The COVID-19 pandemic raised alarms across the world on many fronts. Fears of a new virus running rampant, first and foremost. But as the world locked down in a bid to control the virus' spread, other concerns arose, like securing face masks and ventilators, computer chips and car parts-and even toilet paper. Exposed by the pandemic was the tenuous nature of the worldwide supply chain. NEW YORK TIMES global economics correspondent Peter S. Goodman explores these fault lines and how they came to exist in his new book, HOW THE WORLD RAN OUT OF EVERYTHING (Mariner, June). In this excerpt, Goodman analyzes how, decades earlier, businesses worldwide began to rely on China to improve their bottom line by providing cheap labor for manufacturing and an expansive market of consumers, culminating in widespread offshoring and just-in-time shipping-with no safety net.
EVEN FOR A FIGURE INCLINED toward impromptu displays of showmanship, Bill Clinton outdid himself inside the massive banquet hall in the heart of Beijing.
It was a balmy night in June 1998, and the president was in the midst of alternately wooing and pressuring China's government to assent to American terms on a deal bringing the nation into the World Trade Organization.

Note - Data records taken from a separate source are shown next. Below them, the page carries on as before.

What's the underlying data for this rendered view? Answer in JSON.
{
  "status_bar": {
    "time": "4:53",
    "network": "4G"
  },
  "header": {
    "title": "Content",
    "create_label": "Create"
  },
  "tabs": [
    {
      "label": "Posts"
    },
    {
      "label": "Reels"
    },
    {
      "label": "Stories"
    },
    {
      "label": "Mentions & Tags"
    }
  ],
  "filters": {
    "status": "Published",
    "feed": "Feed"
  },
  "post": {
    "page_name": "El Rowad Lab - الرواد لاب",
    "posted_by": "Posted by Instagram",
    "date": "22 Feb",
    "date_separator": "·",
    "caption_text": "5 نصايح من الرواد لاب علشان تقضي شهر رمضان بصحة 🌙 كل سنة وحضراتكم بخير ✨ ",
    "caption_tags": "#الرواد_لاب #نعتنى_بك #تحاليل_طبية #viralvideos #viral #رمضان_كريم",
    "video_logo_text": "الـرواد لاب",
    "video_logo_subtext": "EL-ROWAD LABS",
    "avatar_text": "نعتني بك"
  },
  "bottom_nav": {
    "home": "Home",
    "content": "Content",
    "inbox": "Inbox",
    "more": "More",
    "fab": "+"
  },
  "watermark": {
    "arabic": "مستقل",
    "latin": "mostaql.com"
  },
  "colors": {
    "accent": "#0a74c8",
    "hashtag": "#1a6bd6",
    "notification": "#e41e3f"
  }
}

He and then-First Lady Hillary Rodham Clinton were attending a state dinner at the Great Hall of the People, the colonnaded fortress occupying the western edge of Tiananmen Square.
Only nine years earlier, the square had been the locus of an extraordinary protest movement led by students who demanded greater freedom. The People's Liberation Army put down the uprising with a massacre that killed several hundred people. That act of brutality had defined China in international discourse for years after. But China's pariah status was already fading as Western executives salivated over the lucrative opportunities waiting to be exploited there. The Clintons were in Beijing in the service of that cause.